I was not, originally, a fan of Pants Day last year. I was thinking “Oh, those wacky Mormon feminists (that I love — let’s be clear) are just picking a fight they don’t need to pick, and this is a bad idea.” But I love Mormon feminists, so I paid attention to what they were saying, and I found they weren’t being as wacky as I originally thought. Things I learned by listening:
- This wasn’t a protest.
- This wasn’t violating policy — pants have been approved for women to wear to Church for decades.
- The point was to help Mormon feminists (and fellow travelers, like me) to identify each other, and to provide a time when those who haven’t had as much contact with the Church of late could come and find people who might be able to help them find a place within the Church.
- Wearing of pants wasn’t required to participate. Wearing purple would do.
So, nobody was being disobedient or rebellious, and people were coming to Church who hadn’t in a long time. Looked like all up-side to me.
And then I went to the Salt Lake Tribune’s website, and looked at the discussion on an article about the event, and was, frankly, disgusted. Not by the rebellious, garment-burning feminists, but by the out-of-control reaction of their opponents. Threats of violence and death — this is not an exaggeration. Ugliness and verbal abuse all over the place by people who clearly prided themselves on being “good” Mormons, but who clearly had a shaky grip on the notion of how a Christian is supposed to behave.
That was when I decided I was going to participate and support this. Not because I think women wearing pants to Church is very important — I don’t. But because I wanted to do what I could to show that the hateful and disgusting rhetoric of those idiots on the discussion board do not represent all Mormons.

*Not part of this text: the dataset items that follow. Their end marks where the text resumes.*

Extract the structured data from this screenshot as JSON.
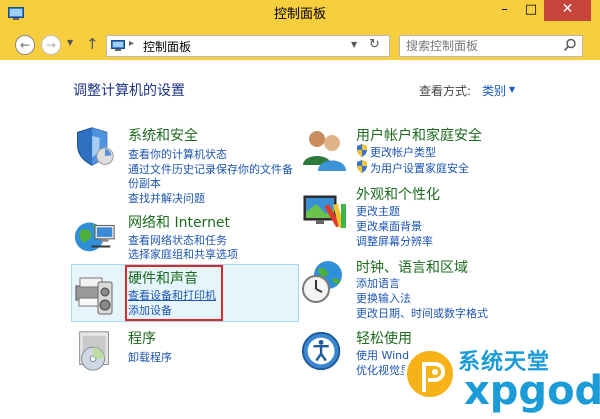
{
  "window": {
    "title": "控制面板",
    "minimize_glyph": "–",
    "maximize_glyph": "□",
    "close_glyph": "✕"
  },
  "nav": {
    "back_glyph": "←",
    "forward_glyph": "→",
    "recent_glyph": "▼",
    "up_glyph": "↑",
    "address_separator": "▸",
    "address_text": "控制面板",
    "address_dropdown_glyph": "▼",
    "refresh_glyph": "↻",
    "search_placeholder": "搜索控制面板"
  },
  "header": {
    "heading": "调整计算机的设置",
    "view_by_label": "查看方式:",
    "view_by_value": "类别",
    "view_by_arrow": "▼"
  },
  "categories": [
    {
      "icon": "shield-icon",
      "title": "系统和安全",
      "links": [
        "查看你的计算机状态",
        "通过文件历史记录保存你的文件备",
        "份副本",
        "查找并解决问题"
      ]
    },
    {
      "icon": "network-globe-icon",
      "title": "网络和 Internet",
      "links": [
        "查看网络状态和任务",
        "选择家庭组和共享选项"
      ]
    },
    {
      "icon": "printer-speaker-icon",
      "title": "硬件和声音",
      "links": [
        "查看设备和打印机",
        "添加设备"
      ]
    },
    {
      "icon": "programs-disc-icon",
      "title": "程序",
      "links": [
        "卸载程序"
      ]
    },
    {
      "icon": "users-icon",
      "title": "用户帐户和家庭安全",
      "links": [
        "更改帐户类型",
        "为用户设置家庭安全"
      ]
    },
    {
      "icon": "appearance-icon",
      "title": "外观和个性化",
      "links": [
        "更改主题",
        "更改桌面背景",
        "调整屏幕分辨率"
      ]
    },
    {
      "icon": "clock-globe-icon",
      "title": "时钟、语言和区域",
      "links": [
        "添加语言",
        "更换输入法",
        "更改日期、时间或数字格式"
      ]
    },
    {
      "icon": "ease-of-access-icon",
      "title": "轻松使用",
      "links": [
        "使用 Wind",
        "优化视觉显"
      ]
    }
  ],
  "colors": {
    "titlebar": "#f7ce3e",
    "close_button": "#c7443b",
    "category_title": "#1d6a1e",
    "link": "#1e55b3",
    "highlight": "#e6f4fb",
    "annotation_red": "#d82a2a",
    "watermark_blue": "#1b9bd7",
    "watermark_orange": "#f7b217"
  },
  "watermark": {
    "text_cn": "系统天堂",
    "text_en": "xpgod"
  }
}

I wore a purple shirt and a tie with purple in it that day. I didn’t see any women in my ward in pants, but I did see a sister wearing purple and her husband said to me “Oh, yeah. We were supposed to wear purple today!” He was wearing a white shirt, which he usually didn’t. But the mission was accomplished — I had identified myself as a participant to those in the know, and had connected with folks who were open to things on the less-than-orthodox side of Mormonism, like me.
I’m going to do the same thing this year. I’m no more feminist than I was last year (and no less, either). I don’t think I’m going to be any more “out” because of it. But I want to join with my feminist friends in making a space within the Church where those who feel like they don’t fit in can feel welcome. The Church needs Mormons of all kinds, with all kinds of labels and perspectives and relationships with the institutional Church, until we all come in the unity of faith. Not unity of opinion — unity of faith. Those who are more drawn to notions of social justice, equality, and voting for Democrats are necessary to the Church reaching its potential, just as those drawn to notions of traditional values, hard work and voting for Republicans are. Like 1 Cor 12 says, all kinds are needed — a body needs eyes, feet, hands, and a spleen. Even a butt-hole (try running a body without one for a while and see how that works for you), so there’s room for me.
I invite others to join me in this. Be you eye, hand, or NOM or ex-Mo or non-Mo. Put on some pants or trousers or purple and show up and you may find yourself in the presence of brothers and sisters you never knew you had. I am surrounded by brothers and sisters that I see as such, who don’t see anything like that in me. 15 Dec. LDS.org can help you find a meetinghouse close to you, or the congregation that you live within.